With this new rule, all crypto-related transactions in the UAE, including transfers and conversions, will no longer be subject to VAT. This change is a clear indication of the UAE’s commitment to integrating digital assets into its financial system and aligning crypto with other traditional financial services that are already VAT-free.
Market observers believe that this move will further boost crypto adoption in the UAE, which already has a higher adoption rate than the global average. The country’s progressive regulatory stance on digital assets has brought certainty to the market and attracted many users. Abdulla Al Dhaheri, CEO of the Blockchain Center in Abu Dhabi, emphasized the UAE’s commitment to innovation and building a world-leading digital economy.

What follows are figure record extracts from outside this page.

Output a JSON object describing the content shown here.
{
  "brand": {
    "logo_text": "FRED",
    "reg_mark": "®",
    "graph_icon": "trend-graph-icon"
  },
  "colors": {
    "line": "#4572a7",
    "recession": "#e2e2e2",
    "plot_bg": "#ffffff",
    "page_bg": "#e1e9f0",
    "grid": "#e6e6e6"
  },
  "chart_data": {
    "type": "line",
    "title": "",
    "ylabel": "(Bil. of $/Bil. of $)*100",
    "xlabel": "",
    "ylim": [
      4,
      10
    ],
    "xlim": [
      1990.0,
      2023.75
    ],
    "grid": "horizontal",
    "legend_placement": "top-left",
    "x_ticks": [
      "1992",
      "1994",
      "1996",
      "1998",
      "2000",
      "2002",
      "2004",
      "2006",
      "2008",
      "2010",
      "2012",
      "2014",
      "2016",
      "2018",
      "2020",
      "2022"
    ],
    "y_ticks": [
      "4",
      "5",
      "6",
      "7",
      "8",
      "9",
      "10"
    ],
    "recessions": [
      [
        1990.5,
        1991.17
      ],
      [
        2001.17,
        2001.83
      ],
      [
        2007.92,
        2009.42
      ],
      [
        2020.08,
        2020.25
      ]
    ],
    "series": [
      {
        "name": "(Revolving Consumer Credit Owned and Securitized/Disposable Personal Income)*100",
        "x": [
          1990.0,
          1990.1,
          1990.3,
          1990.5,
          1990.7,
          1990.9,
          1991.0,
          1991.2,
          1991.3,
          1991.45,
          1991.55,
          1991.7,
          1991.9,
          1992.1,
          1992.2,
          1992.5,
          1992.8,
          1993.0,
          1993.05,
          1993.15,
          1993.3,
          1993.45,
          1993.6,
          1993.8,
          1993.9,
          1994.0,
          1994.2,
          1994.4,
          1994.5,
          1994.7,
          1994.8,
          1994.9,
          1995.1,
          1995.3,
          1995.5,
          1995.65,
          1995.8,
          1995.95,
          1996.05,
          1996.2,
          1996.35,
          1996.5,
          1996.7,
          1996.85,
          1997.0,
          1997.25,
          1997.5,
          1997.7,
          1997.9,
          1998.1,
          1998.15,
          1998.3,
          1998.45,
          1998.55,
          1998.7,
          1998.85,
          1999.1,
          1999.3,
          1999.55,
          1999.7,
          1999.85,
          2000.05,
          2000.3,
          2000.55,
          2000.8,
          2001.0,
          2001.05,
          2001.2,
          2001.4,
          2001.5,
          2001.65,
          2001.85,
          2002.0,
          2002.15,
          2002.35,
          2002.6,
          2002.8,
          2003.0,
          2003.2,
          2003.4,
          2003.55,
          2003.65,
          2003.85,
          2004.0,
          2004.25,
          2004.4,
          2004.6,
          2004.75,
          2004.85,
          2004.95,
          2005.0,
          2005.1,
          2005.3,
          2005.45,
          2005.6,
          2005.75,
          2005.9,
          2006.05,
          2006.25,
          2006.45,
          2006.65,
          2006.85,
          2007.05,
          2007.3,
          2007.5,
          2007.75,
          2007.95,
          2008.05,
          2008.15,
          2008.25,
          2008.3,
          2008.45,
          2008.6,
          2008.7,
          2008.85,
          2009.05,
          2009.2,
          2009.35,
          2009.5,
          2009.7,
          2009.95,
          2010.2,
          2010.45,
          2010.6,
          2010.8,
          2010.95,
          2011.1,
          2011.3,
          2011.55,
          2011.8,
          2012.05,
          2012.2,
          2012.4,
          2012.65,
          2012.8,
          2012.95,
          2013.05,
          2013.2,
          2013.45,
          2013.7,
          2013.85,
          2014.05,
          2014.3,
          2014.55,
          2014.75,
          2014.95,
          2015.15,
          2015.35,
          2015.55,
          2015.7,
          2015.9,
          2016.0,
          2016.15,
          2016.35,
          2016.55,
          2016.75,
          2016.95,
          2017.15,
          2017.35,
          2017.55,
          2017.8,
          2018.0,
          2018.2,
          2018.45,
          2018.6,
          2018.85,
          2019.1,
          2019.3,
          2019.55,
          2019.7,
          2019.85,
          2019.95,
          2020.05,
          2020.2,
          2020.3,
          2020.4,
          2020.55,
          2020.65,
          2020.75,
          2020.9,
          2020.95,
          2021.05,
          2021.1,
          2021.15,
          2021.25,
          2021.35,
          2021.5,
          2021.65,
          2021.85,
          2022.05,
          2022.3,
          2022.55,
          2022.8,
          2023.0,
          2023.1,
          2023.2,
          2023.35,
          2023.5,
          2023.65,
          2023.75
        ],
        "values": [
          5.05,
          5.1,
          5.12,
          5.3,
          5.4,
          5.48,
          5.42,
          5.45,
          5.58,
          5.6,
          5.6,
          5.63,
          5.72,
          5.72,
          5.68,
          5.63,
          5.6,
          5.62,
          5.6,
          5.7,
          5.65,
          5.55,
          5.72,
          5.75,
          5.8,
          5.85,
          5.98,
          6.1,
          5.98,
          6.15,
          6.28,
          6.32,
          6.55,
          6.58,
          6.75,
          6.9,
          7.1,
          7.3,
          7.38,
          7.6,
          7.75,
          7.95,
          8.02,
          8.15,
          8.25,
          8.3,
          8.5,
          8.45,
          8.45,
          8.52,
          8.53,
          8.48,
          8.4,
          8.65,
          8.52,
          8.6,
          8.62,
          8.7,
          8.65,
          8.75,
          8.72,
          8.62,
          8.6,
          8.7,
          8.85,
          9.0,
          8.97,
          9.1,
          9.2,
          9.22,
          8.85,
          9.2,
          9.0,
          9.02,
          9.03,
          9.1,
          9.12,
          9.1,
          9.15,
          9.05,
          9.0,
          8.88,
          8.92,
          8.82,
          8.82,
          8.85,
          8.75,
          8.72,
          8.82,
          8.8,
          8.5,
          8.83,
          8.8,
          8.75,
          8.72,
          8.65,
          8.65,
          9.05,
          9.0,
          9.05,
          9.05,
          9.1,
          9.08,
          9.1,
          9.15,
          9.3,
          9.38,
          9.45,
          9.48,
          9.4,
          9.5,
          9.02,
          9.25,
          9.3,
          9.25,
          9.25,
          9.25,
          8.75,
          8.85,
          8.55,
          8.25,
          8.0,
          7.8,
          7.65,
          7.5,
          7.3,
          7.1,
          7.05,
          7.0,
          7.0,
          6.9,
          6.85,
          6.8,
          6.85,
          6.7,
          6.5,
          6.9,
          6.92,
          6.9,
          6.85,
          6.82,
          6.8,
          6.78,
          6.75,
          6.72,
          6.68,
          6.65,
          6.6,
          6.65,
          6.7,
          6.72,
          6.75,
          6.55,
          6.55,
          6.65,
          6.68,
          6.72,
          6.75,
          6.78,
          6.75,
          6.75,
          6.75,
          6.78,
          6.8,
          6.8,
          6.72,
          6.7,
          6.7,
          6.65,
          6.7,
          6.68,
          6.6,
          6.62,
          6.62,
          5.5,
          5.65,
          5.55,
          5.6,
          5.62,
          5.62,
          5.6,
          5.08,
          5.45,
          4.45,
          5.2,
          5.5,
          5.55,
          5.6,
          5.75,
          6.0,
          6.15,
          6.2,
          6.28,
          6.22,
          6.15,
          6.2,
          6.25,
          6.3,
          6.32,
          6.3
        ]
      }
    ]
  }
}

The UAE’s proactive approach has positioned the country as a hub for decentralized finance (DeFi) and broader crypto activities. Several notable crypto firms have been drawn to the region, viewing it as a strategic gateway to expand into the Middle East. Tether, for example, announced plans to launch a stablecoin pegged to the UAE Dirham, while Ripple secured an in-principle license to operate within the UAE just last week.
Overall, the UAE’s decision to exempt crypto transactions from VAT is a significant step towards fostering a more welcoming environment for digital assets and solidifying its position as a leading player in the blockchain and cryptocurrency space.